I came across this report in my News Writing class at Ohio University. Its an annual report on American journalism conducted by the Pew Project for Excellence in Journalism, entitled “The State of the News Media”.
I focused specifically on newspapers, since they seemed to have the most to gain/lose from this kind of report. The Pew Project hired researchers and analysts to examine data collected through the year 2008. After doing this, they came back with some interesting and sobering statistics.
Here is a particularly insightful excerpt from the report:
“We still do not subscribe to the theory that the death of the industry is imminent. The industry over all in 2008 remained profitable.
But the deep recession already threatens the weakest papers.
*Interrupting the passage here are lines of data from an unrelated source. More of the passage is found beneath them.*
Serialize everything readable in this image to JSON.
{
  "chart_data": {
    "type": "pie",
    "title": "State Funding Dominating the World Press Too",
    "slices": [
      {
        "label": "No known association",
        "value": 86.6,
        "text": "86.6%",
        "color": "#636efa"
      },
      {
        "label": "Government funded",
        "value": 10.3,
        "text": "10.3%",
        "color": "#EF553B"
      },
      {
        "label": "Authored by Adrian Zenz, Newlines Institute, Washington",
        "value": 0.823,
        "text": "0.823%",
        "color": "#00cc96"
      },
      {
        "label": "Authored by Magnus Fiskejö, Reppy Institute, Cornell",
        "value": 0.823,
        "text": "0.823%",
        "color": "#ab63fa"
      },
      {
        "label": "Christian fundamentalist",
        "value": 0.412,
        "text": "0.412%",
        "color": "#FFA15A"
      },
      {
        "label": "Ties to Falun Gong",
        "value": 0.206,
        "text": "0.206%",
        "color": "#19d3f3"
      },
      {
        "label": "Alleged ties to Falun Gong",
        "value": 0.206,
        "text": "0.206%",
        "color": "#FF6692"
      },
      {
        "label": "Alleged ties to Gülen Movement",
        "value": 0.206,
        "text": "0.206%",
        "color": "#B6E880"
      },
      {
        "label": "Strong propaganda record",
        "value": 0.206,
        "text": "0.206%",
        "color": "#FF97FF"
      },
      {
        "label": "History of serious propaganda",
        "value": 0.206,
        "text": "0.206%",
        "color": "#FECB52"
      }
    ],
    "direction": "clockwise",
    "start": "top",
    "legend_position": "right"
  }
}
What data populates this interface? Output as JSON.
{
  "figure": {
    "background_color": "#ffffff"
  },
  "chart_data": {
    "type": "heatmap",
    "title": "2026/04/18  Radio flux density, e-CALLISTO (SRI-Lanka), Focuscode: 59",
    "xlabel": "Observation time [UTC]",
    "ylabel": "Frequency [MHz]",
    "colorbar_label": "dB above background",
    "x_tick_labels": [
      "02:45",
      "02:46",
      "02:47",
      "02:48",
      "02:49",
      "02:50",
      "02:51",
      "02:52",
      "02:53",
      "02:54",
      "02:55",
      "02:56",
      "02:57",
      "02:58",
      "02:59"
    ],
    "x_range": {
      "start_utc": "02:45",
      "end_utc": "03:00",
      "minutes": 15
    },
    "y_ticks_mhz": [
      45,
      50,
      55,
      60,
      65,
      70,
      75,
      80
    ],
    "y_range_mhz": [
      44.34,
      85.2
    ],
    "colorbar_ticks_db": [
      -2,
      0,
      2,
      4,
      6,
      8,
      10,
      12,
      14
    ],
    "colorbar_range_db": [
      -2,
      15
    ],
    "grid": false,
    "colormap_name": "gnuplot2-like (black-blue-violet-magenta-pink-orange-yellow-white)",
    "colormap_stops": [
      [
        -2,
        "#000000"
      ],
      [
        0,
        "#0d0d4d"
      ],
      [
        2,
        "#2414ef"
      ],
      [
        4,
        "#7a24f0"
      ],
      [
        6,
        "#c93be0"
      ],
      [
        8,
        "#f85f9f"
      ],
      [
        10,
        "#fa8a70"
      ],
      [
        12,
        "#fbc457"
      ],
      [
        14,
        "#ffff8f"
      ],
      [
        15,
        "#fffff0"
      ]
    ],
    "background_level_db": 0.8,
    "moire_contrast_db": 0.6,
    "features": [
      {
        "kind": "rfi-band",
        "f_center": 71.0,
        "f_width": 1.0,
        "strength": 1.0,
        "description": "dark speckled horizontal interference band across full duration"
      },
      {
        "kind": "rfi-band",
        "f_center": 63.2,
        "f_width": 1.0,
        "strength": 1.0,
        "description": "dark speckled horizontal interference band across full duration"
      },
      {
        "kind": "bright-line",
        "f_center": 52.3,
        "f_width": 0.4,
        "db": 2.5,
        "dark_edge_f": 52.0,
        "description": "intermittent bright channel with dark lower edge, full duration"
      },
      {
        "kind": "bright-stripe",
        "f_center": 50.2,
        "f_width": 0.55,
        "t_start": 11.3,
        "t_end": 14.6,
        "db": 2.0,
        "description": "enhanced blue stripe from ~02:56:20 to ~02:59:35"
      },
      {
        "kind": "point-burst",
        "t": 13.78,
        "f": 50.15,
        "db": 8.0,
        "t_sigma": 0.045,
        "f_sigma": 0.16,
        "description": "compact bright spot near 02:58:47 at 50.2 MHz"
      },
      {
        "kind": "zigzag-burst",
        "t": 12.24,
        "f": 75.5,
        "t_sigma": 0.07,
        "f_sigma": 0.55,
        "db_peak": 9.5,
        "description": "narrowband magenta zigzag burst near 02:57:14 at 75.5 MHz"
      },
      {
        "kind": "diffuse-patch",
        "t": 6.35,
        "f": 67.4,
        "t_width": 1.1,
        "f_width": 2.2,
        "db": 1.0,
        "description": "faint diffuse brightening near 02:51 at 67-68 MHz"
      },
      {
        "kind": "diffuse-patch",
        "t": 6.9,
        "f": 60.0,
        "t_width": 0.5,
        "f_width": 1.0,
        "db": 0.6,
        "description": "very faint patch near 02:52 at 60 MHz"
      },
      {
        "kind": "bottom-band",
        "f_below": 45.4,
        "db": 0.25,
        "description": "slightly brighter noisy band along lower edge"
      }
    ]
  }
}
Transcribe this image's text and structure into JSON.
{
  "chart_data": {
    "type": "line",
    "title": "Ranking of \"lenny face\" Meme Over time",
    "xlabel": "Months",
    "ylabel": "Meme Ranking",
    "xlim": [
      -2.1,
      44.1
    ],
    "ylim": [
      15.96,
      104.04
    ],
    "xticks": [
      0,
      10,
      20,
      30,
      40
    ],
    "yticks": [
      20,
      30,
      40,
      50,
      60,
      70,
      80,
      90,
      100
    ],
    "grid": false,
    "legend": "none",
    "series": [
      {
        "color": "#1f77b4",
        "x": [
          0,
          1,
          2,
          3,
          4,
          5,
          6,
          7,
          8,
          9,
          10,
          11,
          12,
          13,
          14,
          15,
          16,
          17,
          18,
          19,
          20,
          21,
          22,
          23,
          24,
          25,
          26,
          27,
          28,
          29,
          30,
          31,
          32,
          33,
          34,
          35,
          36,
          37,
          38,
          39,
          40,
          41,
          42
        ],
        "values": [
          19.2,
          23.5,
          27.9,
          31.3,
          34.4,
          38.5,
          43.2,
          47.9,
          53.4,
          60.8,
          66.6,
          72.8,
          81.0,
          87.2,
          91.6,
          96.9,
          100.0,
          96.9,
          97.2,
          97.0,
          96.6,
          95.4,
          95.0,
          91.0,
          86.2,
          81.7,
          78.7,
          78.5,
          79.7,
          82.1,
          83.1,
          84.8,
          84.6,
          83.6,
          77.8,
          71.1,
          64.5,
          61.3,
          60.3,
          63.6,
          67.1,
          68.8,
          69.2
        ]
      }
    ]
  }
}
Nearly all are now cutting so deeply and rapidly that simply coping with the economic downturn has become a major distraction from efforts to reinvent the economics of the business. And even once the downturn ends, growing or stabilized revenues are no sure thing.
If the industry’s death isn’t imminent, the more pertinent question may be this: can newspapers beat the clock? Can they find a way to convert their growing audience online into sufficient revenue to sustain the industry before their shrinking revenues from print fall too far?”
Scary stuff, huh? I guess that this is something that all of us “textually active” folks out there are going to have to face. The report showed that newspapers still make roughly 90% of their revenue from print. Circulation continued to shrink, and advertising declined by 23% or 11.5 billion from just two years ago. Earnings and stock value fell sharply, and have shown no signs of stopping.
If I had the answers to these problems, I would be a CEO right now. Unfortunately, I don’t. So just like everyone else, I’m waiting to see what will happen, and hoping for the best.